Our Brilliant Friends - Life Under the Volcano

Lenu is serious, bookish, nerdy ... and Lila something of a femme fatale, even at the age of 18. Lila 'has eyes like a bird of prey' and embarks on a mission to bed the most eligible man in their impoverished Neapolitan neighbourhood - with ruthless success. My Brilliant Friend by Elena Ferrante has been a run away best-seller, and this is the first book in her series set in Naples.

The two girls in HBO's rendition of My Brilliant Friend
Lila is both fascinating and repellent … in her superficiality and glamour she is like a minor refugee from Fellini’s La Dolce Vita,  also set in the 1960s, and she seems to be a rare creature quite well adapted to the harsh Neapolitan post-war world, with its working class kids striving for success, wanting to ‘marry well’ … obsessed by status, by clan honour and by family loyalties.

The novel was also a reminder – to me – of how much more socially adept women are than men … how extraordinarily calibrated they are, at least in this world, to status, alliances, secrets, slights, desperate hidden loves.

In some ways My Brilliant Friend is reminiscent of Marquez’s classic novel One Hundred Years of Solitude, with its feuding families, passionate Latin grudge-bearing, and doomed romances … but Marquez focuses on the poetic grandeur rather than the status feuds of these sprawling families wrecked by machismo, so his book feels much more profound.

I have stayed in these working class areas of Naples, and this novel is a compelling glimpse of the desperation of that supremely dysfunctional city in the shadow of the volcano Vesuvius.

Those of us who like Lenu were readers and good at school, often had a friend like Lila … someone shrewd, glamorous, cunning, but unwilling to turn those native gifts into academic success.

Working class, or with parents who had no particular professional ambitions for their child, such a person helped burnish our more mundane lives – and such people are attracted to bright nerds because of our seriousness, professional aspirations, more expansive ambitions.

Perhaps this story is the tale of the working class suburbs of great European cities more generally: Kings Cross, London, where I spent ten years in my 20s and 30s was notable for its wars between clans, beatings between family members … feuds that could only be settled with shocking savagery.
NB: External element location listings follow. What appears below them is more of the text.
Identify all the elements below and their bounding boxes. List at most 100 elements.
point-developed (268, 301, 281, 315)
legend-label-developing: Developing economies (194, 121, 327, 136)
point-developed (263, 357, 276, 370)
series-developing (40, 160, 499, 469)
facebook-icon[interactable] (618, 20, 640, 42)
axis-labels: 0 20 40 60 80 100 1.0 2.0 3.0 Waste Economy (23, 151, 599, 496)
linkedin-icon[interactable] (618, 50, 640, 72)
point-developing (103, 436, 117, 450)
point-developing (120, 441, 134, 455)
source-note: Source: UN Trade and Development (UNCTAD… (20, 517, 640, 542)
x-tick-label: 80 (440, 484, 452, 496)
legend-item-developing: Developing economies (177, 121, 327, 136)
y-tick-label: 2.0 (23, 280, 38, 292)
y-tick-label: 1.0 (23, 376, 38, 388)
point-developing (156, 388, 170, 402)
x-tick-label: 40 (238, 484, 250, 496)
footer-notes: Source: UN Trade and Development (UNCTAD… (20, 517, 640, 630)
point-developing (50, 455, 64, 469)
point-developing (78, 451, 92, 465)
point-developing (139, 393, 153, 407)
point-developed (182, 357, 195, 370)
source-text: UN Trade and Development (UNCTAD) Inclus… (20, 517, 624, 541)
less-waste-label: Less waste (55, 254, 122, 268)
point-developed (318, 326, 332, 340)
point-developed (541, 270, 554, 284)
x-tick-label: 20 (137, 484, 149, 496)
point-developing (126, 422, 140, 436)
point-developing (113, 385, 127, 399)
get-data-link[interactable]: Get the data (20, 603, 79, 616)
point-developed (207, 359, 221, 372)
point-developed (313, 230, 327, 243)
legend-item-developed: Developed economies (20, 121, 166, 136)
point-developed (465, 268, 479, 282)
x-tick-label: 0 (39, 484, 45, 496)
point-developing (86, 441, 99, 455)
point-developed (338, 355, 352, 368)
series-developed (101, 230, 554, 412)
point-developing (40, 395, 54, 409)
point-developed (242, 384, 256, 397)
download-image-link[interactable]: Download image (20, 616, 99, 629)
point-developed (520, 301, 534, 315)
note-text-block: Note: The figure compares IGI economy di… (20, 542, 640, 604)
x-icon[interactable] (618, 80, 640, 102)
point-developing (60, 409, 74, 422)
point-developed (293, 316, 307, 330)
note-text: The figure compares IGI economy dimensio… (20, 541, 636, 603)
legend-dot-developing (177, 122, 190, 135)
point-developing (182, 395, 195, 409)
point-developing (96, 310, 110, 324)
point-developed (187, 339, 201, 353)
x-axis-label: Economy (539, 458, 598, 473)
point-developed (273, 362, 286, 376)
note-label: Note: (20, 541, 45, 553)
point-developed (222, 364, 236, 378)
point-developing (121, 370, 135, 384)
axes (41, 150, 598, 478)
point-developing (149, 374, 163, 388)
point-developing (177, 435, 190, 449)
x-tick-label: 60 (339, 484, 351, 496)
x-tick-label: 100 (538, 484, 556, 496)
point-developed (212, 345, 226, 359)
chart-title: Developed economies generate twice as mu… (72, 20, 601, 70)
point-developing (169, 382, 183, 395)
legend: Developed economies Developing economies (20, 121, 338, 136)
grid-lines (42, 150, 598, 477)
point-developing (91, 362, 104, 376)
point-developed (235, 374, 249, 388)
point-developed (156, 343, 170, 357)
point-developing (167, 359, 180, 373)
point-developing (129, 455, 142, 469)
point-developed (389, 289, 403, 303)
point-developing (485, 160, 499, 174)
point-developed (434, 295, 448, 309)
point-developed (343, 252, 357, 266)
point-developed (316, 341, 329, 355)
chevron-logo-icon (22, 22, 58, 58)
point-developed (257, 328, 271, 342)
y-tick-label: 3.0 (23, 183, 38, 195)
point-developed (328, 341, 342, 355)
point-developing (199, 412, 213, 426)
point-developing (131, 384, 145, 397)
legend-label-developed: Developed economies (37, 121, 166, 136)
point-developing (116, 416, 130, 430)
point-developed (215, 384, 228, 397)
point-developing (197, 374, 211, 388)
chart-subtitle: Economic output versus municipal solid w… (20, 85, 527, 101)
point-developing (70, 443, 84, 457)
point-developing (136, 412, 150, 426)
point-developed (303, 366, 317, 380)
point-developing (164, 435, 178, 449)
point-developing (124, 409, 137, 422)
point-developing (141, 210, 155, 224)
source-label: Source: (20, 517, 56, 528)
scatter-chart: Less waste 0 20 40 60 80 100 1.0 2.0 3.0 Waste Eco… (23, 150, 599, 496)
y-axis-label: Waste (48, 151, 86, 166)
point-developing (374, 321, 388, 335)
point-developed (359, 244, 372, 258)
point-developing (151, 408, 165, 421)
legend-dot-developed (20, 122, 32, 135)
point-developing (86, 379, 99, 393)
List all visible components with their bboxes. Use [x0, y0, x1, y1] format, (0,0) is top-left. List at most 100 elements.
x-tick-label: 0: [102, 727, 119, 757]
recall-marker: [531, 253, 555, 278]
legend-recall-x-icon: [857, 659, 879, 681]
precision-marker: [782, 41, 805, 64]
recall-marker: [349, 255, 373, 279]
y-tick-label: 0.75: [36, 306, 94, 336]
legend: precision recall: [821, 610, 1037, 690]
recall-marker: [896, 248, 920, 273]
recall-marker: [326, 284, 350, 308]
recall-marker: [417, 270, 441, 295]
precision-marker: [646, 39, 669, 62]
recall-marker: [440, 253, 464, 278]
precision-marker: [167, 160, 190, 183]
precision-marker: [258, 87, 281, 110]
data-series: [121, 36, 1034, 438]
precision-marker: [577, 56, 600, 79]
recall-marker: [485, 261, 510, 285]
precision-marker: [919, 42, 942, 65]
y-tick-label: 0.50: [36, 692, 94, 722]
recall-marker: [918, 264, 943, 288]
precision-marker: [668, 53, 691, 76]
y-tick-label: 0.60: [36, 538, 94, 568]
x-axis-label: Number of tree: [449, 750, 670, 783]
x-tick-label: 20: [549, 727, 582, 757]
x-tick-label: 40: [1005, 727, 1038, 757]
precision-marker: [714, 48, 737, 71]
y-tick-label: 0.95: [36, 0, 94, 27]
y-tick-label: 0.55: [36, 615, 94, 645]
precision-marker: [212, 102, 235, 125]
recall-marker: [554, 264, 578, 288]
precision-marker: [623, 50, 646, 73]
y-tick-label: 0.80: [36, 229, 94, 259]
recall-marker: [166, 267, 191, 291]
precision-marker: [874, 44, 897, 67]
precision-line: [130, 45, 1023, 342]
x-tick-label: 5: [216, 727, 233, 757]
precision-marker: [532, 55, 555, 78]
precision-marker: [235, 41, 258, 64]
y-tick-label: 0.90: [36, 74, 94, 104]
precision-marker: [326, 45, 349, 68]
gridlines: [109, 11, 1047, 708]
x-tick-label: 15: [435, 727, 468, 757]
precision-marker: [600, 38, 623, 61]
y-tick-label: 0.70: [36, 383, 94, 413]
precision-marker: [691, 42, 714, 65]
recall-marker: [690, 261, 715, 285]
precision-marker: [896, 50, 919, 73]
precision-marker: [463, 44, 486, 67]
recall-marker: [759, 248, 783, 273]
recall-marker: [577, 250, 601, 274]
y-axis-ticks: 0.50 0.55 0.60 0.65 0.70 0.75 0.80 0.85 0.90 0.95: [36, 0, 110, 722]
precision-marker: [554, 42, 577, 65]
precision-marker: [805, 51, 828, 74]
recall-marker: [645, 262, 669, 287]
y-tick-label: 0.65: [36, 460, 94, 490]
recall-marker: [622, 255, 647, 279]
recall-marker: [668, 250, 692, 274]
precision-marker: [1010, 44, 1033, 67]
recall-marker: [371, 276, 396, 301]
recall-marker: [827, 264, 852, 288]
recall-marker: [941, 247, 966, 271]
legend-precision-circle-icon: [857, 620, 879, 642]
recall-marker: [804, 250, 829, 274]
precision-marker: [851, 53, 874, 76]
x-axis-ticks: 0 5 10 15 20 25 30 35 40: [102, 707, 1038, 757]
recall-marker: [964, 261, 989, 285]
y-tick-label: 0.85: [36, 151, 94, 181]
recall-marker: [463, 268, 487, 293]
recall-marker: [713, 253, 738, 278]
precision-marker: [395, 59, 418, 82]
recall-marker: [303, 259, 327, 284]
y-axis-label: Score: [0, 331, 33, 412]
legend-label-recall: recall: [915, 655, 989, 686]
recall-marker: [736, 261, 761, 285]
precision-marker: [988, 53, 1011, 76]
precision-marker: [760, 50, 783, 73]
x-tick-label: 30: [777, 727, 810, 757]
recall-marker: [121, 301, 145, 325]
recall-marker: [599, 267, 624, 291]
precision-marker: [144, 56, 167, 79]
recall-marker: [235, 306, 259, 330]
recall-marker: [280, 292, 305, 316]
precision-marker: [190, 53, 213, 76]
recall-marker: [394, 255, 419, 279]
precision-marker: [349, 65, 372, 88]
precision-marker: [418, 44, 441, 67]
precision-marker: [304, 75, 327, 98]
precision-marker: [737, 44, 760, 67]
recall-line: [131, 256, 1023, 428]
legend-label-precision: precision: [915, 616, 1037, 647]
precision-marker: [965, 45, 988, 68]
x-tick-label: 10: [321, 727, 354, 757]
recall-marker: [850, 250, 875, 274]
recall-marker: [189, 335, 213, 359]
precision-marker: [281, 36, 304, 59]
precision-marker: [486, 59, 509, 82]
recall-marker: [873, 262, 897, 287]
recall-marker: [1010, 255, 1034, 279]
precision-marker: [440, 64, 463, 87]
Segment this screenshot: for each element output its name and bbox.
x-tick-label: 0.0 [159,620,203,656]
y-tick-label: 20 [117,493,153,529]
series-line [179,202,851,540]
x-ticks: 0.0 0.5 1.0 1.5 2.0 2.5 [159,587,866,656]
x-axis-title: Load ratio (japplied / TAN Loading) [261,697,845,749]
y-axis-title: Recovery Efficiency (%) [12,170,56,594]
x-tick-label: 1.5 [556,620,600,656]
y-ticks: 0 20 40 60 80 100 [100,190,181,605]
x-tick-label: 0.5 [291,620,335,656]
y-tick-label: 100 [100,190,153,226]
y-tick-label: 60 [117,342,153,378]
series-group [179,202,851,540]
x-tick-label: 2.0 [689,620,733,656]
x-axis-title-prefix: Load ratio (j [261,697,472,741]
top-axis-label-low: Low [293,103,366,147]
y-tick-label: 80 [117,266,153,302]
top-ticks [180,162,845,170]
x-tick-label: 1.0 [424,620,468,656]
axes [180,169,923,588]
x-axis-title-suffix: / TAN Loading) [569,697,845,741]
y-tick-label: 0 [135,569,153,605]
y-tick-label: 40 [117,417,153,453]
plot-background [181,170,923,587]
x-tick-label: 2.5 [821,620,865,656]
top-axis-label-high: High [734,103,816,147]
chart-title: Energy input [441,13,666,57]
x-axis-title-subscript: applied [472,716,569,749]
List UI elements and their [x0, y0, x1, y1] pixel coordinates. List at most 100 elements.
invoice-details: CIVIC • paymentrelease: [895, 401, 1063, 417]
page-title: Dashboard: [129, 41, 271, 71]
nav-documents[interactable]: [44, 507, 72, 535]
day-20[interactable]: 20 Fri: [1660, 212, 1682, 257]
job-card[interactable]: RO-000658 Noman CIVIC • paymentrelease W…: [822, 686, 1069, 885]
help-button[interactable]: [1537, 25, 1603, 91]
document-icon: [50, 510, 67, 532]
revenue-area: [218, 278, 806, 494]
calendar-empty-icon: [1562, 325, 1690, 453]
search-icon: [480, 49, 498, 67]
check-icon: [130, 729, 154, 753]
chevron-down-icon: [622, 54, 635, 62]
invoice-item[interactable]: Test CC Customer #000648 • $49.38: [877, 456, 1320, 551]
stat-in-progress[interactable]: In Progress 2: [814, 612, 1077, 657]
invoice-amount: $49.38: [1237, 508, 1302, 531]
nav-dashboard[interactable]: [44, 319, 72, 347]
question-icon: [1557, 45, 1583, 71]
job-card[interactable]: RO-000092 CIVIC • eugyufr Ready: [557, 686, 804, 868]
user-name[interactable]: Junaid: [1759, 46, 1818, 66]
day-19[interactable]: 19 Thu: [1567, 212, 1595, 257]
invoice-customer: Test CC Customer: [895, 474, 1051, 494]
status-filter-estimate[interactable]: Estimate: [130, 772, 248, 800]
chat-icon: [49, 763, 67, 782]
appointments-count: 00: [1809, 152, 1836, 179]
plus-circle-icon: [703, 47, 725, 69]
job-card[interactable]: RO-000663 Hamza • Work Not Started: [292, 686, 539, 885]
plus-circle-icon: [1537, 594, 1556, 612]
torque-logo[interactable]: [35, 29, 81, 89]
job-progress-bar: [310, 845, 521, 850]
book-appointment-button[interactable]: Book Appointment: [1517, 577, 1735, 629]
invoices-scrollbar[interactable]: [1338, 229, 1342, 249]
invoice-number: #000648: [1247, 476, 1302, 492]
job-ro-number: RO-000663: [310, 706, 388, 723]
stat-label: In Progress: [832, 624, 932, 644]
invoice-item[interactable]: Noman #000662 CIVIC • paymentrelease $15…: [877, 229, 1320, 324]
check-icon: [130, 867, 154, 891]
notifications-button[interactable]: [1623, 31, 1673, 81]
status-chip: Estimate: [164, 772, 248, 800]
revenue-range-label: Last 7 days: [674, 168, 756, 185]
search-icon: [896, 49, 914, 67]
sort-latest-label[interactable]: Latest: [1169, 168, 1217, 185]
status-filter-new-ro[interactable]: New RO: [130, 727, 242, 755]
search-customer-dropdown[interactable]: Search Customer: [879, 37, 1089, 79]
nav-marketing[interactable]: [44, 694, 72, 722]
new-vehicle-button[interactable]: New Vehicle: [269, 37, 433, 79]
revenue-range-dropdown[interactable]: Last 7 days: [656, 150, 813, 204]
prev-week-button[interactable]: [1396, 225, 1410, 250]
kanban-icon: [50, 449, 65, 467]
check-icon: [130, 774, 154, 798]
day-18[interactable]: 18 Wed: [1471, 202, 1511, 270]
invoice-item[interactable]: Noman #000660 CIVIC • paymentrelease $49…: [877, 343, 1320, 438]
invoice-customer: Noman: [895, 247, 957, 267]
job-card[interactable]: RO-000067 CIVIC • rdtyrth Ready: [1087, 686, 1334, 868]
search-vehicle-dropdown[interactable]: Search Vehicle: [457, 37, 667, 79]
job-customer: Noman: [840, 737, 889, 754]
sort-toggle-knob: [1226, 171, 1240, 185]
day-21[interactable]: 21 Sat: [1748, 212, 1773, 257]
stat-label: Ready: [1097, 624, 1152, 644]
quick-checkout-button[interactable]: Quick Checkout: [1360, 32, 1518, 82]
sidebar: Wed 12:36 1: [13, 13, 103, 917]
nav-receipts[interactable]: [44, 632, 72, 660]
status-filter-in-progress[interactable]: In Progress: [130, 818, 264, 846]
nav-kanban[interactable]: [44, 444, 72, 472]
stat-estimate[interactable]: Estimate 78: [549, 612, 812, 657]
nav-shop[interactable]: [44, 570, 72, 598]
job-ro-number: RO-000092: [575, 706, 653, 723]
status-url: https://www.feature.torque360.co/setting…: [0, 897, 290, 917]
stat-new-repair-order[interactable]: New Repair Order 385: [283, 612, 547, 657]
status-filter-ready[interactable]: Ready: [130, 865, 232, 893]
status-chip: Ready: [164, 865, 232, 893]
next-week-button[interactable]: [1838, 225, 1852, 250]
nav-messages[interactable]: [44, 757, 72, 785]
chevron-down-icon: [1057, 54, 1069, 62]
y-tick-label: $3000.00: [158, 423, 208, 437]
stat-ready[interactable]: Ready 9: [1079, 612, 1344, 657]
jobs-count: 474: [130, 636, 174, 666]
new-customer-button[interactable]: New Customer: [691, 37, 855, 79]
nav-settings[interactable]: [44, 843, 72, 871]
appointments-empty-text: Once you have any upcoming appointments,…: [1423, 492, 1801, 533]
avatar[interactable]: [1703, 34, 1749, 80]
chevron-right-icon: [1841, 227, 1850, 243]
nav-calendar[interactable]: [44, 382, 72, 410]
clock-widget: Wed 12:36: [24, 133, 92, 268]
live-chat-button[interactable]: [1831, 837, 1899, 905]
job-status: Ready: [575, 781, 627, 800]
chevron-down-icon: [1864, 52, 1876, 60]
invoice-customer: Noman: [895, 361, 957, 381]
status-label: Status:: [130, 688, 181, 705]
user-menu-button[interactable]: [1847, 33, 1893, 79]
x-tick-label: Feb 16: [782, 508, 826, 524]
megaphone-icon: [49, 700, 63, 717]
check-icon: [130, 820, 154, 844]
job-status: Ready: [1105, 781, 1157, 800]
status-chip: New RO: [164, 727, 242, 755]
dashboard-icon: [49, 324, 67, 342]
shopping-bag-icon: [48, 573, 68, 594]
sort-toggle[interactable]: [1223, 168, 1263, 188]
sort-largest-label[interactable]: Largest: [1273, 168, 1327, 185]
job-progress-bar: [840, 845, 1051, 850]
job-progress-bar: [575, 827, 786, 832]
The Cockneys and Neapolitans have quite a bit in common – spontaneous, affectionate, quick to anger – prone to settle grudges with breath-taking violence.

Lenu on children ...

But what holds this massively best-selling book together is the narrator Lenu’s intelligence … she is prodigiously attuned to social nuance … an astute and wily observer … she is also the nerd made good and something of a Cindarella ... and that has its appeals.

In our atomised, alienated urban centres, My Brilliant Friend creates a nostalgia for cities that used once to be collections of fiercely loyal neighbourhoods – urban hamlets – where everyone knew everyone else’s business, and gossip was king.